ドイツ守備陣の厳しいマークに遭ったC・ロナウド(中央)。調子は決して悪くなかったが、最後までゴールは遠かった 【Getty Images】

 ユーロ(欧州選手権)2012の「死の組」と称されるグループBの戦いが始まった。デンマークがオランダを1対0で破るという第1試合の番狂わせに続き、第2試合でも大方の予想を裏切る結果があり得るかとも思われたが、やはりドイツはやるべきことをきちんとこなすチーム。タレント集団ポルトガルといえども、ドイツ有利という前評判を覆すことはできなかった。

 今年に入ってから3度の国際試合を戦い、ポルトガルの戦績は2分け1敗といいところがなかった。3試合で1得点という相変わらずの決定力不足を露呈し、しかもユーロ直前の今月2日にリスボンで行われたトルコ戦では1対3と完敗を喫し、ポルトガル代表は不安と不信に包まれたまま、ユーロの“開幕戦”を迎えたのだった。

 主将クリスティアーノ・ロナウドは「ポルトガルの潜在能力を信じる」と述べ、不安や不信の念をかき消そうとしたが、いざふたを開けてみれば、90分間を通し、ポルトガルは強敵ドイツを相手に恐怖を感じ続け、受け身に立ってプレーすることが多かった。

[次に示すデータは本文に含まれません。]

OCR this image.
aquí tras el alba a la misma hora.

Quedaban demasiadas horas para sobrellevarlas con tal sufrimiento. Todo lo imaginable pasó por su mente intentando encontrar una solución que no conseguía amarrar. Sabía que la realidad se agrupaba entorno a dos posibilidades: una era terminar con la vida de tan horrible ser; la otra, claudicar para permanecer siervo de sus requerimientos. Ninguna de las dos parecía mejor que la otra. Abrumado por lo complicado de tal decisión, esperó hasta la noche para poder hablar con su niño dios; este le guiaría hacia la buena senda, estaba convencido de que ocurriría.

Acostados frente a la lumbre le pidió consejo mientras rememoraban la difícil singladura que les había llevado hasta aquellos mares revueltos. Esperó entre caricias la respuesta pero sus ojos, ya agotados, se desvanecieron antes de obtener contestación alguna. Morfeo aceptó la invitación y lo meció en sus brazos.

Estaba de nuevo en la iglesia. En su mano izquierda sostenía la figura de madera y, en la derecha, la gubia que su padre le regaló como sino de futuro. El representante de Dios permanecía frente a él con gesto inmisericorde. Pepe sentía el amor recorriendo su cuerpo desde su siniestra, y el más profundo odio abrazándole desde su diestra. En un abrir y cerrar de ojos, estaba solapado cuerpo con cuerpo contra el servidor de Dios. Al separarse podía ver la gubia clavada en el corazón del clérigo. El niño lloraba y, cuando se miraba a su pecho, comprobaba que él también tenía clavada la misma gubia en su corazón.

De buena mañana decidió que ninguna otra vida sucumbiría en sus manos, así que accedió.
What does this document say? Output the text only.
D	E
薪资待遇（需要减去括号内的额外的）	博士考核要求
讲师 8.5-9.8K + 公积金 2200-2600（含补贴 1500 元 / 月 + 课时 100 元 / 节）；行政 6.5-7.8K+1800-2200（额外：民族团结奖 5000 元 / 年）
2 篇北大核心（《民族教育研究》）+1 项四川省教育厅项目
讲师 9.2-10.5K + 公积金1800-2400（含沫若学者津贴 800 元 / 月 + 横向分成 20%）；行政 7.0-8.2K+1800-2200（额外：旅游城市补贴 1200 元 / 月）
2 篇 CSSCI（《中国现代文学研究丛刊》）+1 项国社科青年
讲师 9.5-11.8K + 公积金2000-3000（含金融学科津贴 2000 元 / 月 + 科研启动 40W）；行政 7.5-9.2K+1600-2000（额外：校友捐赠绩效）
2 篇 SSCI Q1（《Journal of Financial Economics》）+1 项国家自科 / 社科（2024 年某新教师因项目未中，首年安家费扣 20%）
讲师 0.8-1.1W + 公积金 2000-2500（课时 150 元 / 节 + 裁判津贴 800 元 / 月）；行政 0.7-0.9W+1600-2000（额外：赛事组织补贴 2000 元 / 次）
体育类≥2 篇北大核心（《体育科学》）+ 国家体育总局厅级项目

 ポルトガルのパウロ・ベント監督は、ほぼ予想されたとおりの11人を4−3−3のシステムで並べた。GKにルイ・パトリシオ、DFはジョアン・ペレイラ、ぺぺ、ブルーノ・アウベス、ファビオ・コエントラン、MFはジョアン・モウチーニョ、ミゲル・ベローゾ、ラウル・メイレレス、そしてFWはナニ、エルデル・ポスティガ、C・ロナウドであった。

絶好機もシュートはバーをたたく

 試合の入りは互角だった。開始直後の2分、ジェローム・ボアテングのクロスからマリオ・ゴメスのヘディングシュートがいきなりポルトガルのゴールを脅かすも、パトリシオがしっかりとキャッチする。一方、ポルトガルもすぐにコエントランの突破からCKを得るも、ドイツのGKマヌエル・ノイアーにはじき返された。その後はドイツが支配する時間が続き、10分にはトーマス・ミュラーのパスを受けたルーカス・ポドルスキーに左足で危険なシュートを打たれたが、パトリシオがなんとかセーブし、事なきを得た。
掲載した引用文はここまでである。